Deux muses m’y souriaient, plus bénévoles pour moi que les sept autres, Thalie et Melpomène, les « Charites » du théâtre, et ce fut vers leurs bras tendus que je dirigeai mes escalades.

Nous avions à cette époque, 1864-1865, à Charlemagne, pour professeur d’histoire, un maître dont je vous ai déjà parlé, Jules Thiénot, que nous aimions entre tous, d’abord parce qu’il était la bonté même, et ensuite parce qu’il avait l’art de rendre ses cours attrayants comme des spectacles. Il ne nous professait pas doctoralement l’histoire, il nous la jouait, et la reconstituait vivante, en comédien multiple et consommé. Je le vois encore, descendu de sa chaire, allant et venant, gesticulant, la tête nue et la toge flottante, nous mettre en scène la bataille d’Arques.
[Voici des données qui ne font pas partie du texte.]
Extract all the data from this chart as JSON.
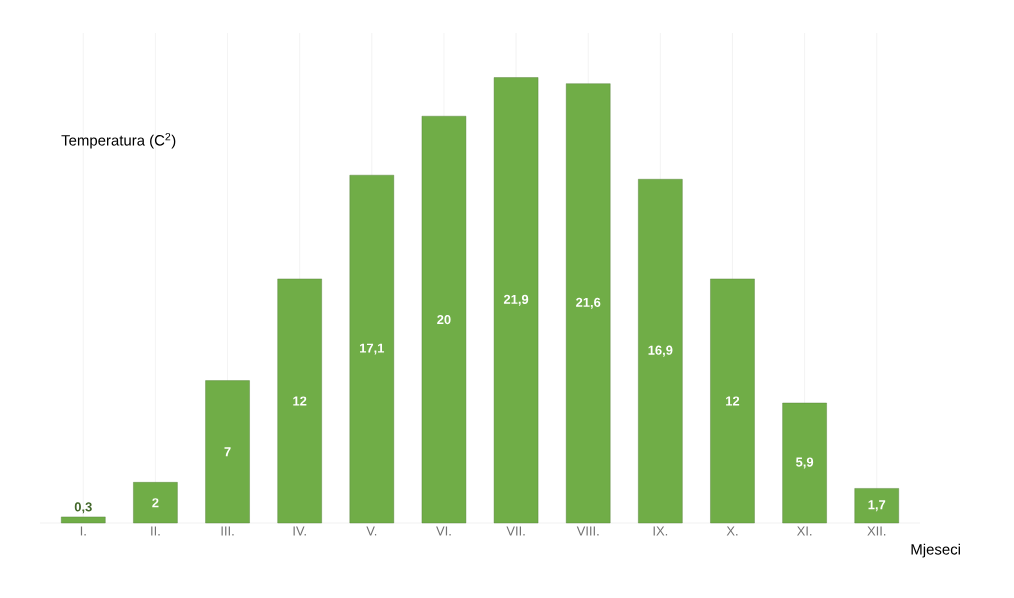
{
  "chart_data": {
    "type": "bar",
    "ylabel": "Temperatura (C$^{2}$)",
    "xlabel": "Mjeseci",
    "categories": [
      "I.",
      "II.",
      "III.",
      "IV.",
      "V.",
      "VI.",
      "VII.",
      "VIII.",
      "IX.",
      "X.",
      "XI.",
      "XII."
    ],
    "values": [
      0.3,
      2,
      7,
      12,
      17.1,
      20,
      21.9,
      21.6,
      16.9,
      12,
      5.9,
      1.7
    ],
    "value_labels": [
      "0,3",
      "2",
      "7",
      "12",
      "17,1",
      "20",
      "21,9",
      "21,6",
      "16,9",
      "12",
      "5,9",
      "1,7"
    ],
    "color": "#70ad47",
    "grid": "x",
    "tick_labels": "x"
  }
}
— Ici, mes enfants, c’était le château ; là, c’était la plaine, coupée de trois rivières et bordée par la forêt. Derrière moi, vous voyez la mer, où le gros Mayenne s’était flatté de jeter notre Béarnais. Je suis le Béarnais. Vous, là-haut, ceux du dernier rang, vous êtes les lansquenets de la Ligue. Qui veut faire le gros Mayenne ? — Moi, moi, moi !… — Eh bien ! celui qui a été le premier à la dernière composition. À présent, la bataille d’Arques commence.
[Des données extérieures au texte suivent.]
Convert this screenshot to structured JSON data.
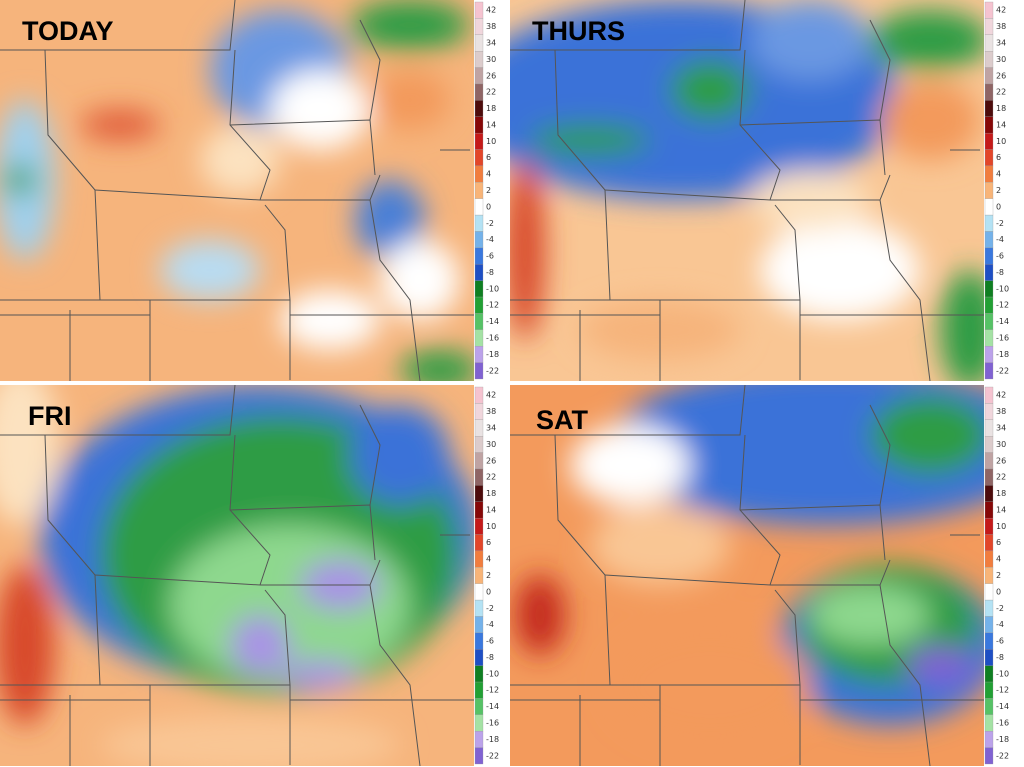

— Oui, oui, oui… — Je veux dire qu’elle va commencer lorsque j’aurai écrit, sur un tambour, à ma maîtresse, la belle Corisande, la fameuse lettre que vous savez tous par cœur. — Non, non, non. — Comment, vous ne savez pas tous par cœur la lettre d’Henri IV à la belle Corisande ? Alors je vous la dicte, écrivez. : « Mon cœur… Je… »

Et nous la possédions pour l’éternité, la bataille d’Arques.
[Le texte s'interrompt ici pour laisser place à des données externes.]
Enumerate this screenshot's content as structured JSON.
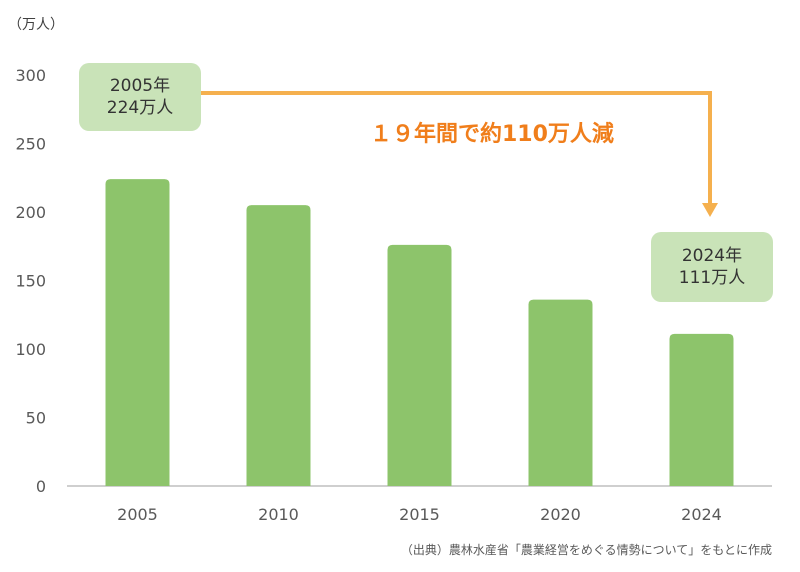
{
  "chart_data": {
    "type": "bar",
    "unit_label": "（万人）",
    "categories": [
      "2005",
      "2010",
      "2015",
      "2020",
      "2024"
    ],
    "values": [
      224,
      205,
      176,
      136,
      111
    ],
    "ylim": [
      0,
      300
    ],
    "yticks": [
      0,
      50,
      100,
      150,
      200,
      250,
      300
    ],
    "bar_color": "#8dc46b",
    "grid": false,
    "annotations": {
      "start": {
        "line1": "2005年",
        "line2": "224万人"
      },
      "end": {
        "line1": "2024年",
        "line2": "111万人"
      },
      "headline": "１９年間で約110万人減",
      "arrow_color": "#f5b04e",
      "headline_color": "#f07e1b"
    }
  },
  "source_note": "（出典）農林水産省「農業経営をめぐる情勢について」をもとに作成"
}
Jules Thiénot avait rêvé d’être comédien, et la seule petitesse de sa taille lui avait clos la carrière du théâtre. C’était par ces leçons représentées qu’il trompait la déception de sa vie. Mais il était resté en relations constantes avec les acteurs qu’il avait eus pour camarades et, particulièrement, avec Edmond Got, son ami d’enfance et de lycée.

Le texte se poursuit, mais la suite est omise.